While United’s finances suffered, the success of the squad continued. The 2010/11 saw United clinch their 19th title, overtaking their adversary in Liverpool. Just two years later, United were Premier League champions again, by a romping 11 point margin. However, their emphatic title win was overshadowed by the departure of their illustrious manager, Sir Alex Ferguson. Equally damaging to United was the exit of the Red Devils’ chief executive, David Gill.

As a result, Everton manager David Moyes was appointed as the first post-Ferguson manager, and Ed Woodward was promoted to the position of Chief executive. These two devastating departures came to the fore in September 2013 when David Moyes obtained only a singular signing, the Belgian midfielder Marouane Fellaini. A combination of a lack of transfer activity and the perceived incompetence of both Woodward and Moyes resulted in a disastrous seventh-placed finish for United, their lowest for 26 years.

In the aftermath of a car crash of a season, questions were once again asked regarding the lack of investment from the Glazer family. However, upon the arrival of Louis Van Gaal, United spent big in the window. A total of £175 million was injected into the squad, with big name signings such as Angel Di Maria and Radamel Falcao representing a real statement of intent from United.

This was a drastic increase in the financial power the Glazers provided, however, the motive surrounding it was questionable. It could be argued that challenging for titles wasn’t the Glazer’s motivation, but instead obtaining a place in the Champions League. This is due to the financial reward a place in the Champions League provides, illustrated by the fact that qualification for the group stage instantly generates €15 million.

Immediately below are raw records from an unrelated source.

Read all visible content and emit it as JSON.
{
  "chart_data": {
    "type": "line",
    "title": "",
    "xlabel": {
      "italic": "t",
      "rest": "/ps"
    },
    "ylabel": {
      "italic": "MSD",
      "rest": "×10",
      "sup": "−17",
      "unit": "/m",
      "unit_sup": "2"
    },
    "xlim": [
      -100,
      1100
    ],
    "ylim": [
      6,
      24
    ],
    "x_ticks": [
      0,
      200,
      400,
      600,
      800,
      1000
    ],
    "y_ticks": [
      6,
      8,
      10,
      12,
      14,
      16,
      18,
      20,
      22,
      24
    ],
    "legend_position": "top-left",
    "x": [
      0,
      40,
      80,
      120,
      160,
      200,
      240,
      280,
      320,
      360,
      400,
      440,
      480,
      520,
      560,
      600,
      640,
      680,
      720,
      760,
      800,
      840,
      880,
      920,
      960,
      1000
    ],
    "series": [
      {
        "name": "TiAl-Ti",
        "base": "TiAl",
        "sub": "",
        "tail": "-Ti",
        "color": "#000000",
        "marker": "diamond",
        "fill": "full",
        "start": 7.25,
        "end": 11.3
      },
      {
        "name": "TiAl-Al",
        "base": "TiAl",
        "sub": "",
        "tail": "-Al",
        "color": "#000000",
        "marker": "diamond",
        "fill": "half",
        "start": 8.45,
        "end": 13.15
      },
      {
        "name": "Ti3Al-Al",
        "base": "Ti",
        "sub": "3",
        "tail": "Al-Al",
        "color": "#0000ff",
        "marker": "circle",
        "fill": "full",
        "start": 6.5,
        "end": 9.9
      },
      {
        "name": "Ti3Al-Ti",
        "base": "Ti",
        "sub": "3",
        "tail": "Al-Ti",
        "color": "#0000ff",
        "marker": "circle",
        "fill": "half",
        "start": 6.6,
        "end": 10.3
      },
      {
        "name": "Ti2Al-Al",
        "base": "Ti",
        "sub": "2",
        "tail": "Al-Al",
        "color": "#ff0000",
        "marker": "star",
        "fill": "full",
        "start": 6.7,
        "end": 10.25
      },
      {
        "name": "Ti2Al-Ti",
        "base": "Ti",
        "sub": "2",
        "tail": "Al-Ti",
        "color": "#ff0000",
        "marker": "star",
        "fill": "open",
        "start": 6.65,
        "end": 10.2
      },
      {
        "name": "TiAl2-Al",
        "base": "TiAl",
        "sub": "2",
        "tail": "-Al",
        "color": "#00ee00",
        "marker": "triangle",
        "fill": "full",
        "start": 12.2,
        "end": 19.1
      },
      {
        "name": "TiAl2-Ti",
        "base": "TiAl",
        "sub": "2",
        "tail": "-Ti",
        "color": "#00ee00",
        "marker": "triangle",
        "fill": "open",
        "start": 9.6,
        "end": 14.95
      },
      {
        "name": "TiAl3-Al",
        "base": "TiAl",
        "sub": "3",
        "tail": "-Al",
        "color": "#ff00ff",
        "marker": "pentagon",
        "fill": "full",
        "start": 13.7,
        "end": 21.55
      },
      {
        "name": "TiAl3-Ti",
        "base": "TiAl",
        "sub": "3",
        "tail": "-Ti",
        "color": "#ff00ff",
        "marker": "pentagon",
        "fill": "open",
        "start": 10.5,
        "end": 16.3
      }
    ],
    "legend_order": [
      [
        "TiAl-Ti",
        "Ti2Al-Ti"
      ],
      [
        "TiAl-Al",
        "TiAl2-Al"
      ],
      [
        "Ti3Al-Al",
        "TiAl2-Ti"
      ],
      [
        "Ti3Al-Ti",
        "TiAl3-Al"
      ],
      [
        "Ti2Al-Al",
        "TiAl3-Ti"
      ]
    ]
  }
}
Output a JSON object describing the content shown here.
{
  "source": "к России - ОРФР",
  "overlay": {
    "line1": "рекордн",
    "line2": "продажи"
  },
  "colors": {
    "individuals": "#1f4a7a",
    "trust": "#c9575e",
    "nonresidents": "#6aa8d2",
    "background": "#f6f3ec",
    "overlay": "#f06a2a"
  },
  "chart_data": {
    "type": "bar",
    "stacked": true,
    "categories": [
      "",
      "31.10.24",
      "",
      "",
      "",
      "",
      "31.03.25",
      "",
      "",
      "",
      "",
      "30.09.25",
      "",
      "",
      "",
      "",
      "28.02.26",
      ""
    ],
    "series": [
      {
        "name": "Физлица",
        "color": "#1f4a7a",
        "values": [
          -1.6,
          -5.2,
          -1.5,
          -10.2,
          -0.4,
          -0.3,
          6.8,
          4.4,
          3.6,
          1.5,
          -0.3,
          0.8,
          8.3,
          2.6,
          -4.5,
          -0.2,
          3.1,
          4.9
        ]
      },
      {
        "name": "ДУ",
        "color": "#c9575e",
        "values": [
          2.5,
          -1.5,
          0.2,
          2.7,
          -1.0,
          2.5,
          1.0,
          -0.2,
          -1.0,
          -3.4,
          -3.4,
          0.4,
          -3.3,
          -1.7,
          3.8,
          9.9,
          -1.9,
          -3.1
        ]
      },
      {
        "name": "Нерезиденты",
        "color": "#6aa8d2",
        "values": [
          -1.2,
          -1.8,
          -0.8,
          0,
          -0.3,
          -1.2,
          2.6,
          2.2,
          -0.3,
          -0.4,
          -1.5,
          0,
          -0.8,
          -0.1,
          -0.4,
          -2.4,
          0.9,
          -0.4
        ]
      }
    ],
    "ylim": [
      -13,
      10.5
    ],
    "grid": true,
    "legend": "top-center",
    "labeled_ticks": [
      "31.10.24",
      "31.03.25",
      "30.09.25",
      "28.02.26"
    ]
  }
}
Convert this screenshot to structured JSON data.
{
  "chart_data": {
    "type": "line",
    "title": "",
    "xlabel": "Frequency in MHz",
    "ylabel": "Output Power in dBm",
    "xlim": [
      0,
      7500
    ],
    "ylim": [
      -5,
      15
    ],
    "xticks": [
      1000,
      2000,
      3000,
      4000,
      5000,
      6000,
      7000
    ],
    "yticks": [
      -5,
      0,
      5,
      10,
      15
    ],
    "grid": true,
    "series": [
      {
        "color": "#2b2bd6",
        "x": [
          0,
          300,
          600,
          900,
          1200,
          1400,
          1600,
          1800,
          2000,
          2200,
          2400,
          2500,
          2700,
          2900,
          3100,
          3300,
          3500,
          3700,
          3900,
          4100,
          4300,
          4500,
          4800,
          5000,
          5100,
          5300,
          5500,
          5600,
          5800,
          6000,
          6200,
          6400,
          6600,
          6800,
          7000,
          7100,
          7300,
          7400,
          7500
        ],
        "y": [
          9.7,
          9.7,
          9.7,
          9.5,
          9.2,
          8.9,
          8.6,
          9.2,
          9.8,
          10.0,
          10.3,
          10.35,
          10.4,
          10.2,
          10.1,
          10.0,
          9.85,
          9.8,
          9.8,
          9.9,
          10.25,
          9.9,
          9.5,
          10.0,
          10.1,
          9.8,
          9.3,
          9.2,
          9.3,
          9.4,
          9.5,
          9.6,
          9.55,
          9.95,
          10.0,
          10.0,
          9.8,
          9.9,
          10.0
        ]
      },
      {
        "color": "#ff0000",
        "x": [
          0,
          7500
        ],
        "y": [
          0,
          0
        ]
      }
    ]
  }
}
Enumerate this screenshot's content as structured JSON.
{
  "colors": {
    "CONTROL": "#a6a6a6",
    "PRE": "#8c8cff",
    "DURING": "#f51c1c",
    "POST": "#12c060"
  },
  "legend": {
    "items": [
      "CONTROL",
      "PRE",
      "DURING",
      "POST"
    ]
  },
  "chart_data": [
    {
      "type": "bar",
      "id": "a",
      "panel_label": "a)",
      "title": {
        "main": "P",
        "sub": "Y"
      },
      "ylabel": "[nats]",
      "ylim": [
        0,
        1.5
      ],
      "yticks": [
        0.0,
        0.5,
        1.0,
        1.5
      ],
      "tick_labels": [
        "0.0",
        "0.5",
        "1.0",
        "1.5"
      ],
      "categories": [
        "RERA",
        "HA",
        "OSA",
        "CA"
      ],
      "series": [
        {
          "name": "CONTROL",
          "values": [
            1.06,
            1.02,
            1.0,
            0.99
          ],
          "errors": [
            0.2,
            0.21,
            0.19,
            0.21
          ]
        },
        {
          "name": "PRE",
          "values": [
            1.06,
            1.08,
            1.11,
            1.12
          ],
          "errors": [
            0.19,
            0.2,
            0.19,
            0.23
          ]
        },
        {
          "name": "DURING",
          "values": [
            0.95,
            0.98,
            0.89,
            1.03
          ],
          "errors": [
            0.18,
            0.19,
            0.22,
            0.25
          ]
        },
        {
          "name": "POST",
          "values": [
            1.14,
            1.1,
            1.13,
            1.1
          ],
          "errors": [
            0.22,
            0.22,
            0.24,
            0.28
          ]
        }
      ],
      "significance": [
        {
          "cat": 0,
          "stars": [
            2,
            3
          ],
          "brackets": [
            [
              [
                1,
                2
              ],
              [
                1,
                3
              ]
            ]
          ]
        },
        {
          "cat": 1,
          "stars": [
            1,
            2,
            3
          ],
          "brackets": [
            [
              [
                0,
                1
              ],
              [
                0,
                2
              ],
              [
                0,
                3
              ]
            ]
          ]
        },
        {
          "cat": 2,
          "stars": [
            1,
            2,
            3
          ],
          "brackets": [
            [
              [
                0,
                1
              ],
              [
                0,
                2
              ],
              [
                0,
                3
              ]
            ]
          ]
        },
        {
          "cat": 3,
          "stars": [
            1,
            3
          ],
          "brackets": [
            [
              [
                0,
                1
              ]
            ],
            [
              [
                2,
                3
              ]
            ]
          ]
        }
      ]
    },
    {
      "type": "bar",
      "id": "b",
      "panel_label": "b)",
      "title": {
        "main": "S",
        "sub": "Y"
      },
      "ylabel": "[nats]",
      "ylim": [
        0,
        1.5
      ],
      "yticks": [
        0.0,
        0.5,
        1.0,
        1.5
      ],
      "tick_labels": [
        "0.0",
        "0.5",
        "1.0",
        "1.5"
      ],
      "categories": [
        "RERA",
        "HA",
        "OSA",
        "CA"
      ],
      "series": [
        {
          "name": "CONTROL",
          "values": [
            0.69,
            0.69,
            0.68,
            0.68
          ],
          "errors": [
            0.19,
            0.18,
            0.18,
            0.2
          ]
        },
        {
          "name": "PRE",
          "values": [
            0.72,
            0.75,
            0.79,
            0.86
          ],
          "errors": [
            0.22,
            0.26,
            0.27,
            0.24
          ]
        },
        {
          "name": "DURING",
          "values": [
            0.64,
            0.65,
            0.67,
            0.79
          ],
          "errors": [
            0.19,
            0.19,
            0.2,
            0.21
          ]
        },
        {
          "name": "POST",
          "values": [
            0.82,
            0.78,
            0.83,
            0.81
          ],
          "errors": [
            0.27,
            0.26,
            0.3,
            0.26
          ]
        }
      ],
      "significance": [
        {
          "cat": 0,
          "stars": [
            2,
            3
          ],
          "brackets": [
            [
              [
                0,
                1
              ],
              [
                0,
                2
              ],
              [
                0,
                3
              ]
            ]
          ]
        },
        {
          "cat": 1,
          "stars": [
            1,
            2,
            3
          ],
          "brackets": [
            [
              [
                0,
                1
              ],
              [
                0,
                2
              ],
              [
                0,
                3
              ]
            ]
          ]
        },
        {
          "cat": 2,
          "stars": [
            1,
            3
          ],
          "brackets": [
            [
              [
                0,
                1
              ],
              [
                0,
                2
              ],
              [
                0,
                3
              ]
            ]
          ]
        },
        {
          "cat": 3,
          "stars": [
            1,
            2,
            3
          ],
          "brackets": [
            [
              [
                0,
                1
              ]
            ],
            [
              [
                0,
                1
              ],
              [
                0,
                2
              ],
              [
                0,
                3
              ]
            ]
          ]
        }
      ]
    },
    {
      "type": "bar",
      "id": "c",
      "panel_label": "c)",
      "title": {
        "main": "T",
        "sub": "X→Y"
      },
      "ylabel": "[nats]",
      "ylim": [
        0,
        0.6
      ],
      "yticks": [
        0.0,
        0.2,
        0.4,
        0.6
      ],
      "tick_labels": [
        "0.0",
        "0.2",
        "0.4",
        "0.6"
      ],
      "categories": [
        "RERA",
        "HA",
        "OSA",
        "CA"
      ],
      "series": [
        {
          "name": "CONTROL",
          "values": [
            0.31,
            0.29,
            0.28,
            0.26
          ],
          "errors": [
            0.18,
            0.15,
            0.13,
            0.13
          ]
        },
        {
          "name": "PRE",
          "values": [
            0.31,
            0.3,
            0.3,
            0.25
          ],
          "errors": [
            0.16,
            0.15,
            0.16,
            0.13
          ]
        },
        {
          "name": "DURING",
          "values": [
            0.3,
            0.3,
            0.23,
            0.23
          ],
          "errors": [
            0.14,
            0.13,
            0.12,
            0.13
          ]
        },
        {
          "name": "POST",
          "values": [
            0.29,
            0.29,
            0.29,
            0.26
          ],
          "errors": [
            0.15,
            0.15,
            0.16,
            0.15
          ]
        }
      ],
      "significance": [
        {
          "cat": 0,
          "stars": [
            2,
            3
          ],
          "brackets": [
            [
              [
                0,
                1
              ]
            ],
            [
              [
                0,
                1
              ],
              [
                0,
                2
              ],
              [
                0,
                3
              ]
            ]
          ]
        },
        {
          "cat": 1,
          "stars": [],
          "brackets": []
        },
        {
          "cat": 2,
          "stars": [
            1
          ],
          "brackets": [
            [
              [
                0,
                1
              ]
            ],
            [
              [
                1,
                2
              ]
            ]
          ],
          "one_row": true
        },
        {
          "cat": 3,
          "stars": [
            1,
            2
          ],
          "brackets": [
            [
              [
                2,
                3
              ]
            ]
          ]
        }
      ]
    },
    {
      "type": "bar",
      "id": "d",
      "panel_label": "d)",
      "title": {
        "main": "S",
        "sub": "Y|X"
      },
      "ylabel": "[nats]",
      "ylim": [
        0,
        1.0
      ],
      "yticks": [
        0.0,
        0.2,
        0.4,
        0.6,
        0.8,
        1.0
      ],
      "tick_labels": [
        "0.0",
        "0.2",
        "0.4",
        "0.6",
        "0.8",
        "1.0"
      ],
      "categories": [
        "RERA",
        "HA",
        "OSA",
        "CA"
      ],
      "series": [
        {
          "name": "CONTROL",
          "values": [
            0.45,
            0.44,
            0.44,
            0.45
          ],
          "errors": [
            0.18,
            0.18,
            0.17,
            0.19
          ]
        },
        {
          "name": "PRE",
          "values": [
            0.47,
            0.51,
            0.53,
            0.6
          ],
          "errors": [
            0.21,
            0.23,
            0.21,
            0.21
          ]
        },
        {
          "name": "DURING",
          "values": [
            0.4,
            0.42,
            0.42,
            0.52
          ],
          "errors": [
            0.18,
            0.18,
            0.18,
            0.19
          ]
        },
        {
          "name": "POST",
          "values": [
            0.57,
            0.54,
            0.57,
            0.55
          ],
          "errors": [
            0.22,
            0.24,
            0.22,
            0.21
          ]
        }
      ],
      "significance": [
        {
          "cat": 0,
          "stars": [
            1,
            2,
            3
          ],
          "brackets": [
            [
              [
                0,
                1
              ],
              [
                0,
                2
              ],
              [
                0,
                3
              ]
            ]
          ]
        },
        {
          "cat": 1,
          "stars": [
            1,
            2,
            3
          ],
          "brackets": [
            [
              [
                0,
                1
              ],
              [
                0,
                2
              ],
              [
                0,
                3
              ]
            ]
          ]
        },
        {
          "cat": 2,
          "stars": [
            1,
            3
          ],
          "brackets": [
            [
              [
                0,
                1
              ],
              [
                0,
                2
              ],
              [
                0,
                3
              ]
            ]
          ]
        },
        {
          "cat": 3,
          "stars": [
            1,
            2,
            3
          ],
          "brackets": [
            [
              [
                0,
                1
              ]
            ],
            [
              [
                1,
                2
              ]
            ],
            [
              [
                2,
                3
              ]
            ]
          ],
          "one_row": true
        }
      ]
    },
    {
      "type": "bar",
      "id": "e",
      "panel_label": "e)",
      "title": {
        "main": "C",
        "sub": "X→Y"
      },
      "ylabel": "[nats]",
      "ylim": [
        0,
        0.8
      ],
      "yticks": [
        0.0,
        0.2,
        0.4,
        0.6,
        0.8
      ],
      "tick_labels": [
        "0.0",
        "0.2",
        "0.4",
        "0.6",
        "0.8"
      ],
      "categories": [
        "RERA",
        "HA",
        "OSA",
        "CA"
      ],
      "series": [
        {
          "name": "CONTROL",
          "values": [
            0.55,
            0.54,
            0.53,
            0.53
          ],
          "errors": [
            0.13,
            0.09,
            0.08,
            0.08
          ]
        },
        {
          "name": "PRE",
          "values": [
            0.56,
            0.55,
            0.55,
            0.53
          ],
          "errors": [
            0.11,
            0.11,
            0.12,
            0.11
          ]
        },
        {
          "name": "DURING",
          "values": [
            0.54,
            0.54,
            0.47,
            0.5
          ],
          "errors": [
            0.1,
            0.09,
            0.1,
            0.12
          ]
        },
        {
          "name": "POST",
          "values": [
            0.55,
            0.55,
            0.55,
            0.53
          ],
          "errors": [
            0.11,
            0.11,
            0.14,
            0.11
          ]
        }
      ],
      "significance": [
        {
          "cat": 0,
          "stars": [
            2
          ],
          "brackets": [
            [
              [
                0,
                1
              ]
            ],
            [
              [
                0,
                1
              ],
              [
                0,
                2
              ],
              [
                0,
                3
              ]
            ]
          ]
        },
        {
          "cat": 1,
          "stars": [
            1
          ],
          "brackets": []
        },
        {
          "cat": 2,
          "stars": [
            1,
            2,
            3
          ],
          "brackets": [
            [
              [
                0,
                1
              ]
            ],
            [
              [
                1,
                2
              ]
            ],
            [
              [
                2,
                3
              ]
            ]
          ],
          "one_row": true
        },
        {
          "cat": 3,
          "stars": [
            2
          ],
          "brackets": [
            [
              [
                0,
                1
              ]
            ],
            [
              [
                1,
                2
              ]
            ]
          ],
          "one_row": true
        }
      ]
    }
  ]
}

Furthermore, United’s commercial revenue is helped by participation in the Champions League. The notion of the Glazer family settling for Champions League qualification was emphasised by the patterns of spending in the Jose Mourinho era. In Mourinho’s first season in which United did not qualify for the Champions League, £166 million was invested in the market, with United even breaking the world transfer record to sign Paul Pogba.

However, two years later, following a respectable second place finish, Mourinho was only provided with £74 million. This was in spite of United’s desperate need for a centre half, which Mourinho passionately outlined on many occasions. As a result of United’s failure to purchase a centre-back, Mourinho grew increasingly disillusioned and departed the club just four months into the season. The lack of a centre half’s arrival also confirmed to the notion that Ed Woodward was purely interested in signings that generated sponsorship revenue, which was emphasised by the pursuit of Raphael Varane.

The evidence of the last 14 years of the Glazer family’s ownership of Manchester United suggests there is a tangible need for change. The ‘#GlazerOut’ movement has gained significant traction in recent weeks, and the sentiment behind it is entirely justified. While the Glazer family is at the helm, it seems inconceivable that United will challenge for illustrious silverware such as the Premier League and the Champions League.

While United’s arch-rivals Manchester City and Liverpool are obtaining the most coveted trophies, Manchester United are falling into an abyss of mediocrity. The anti-Glazer movement must continue to be substantial, otherwise, the soul of Manchester United may be irreparably damaged.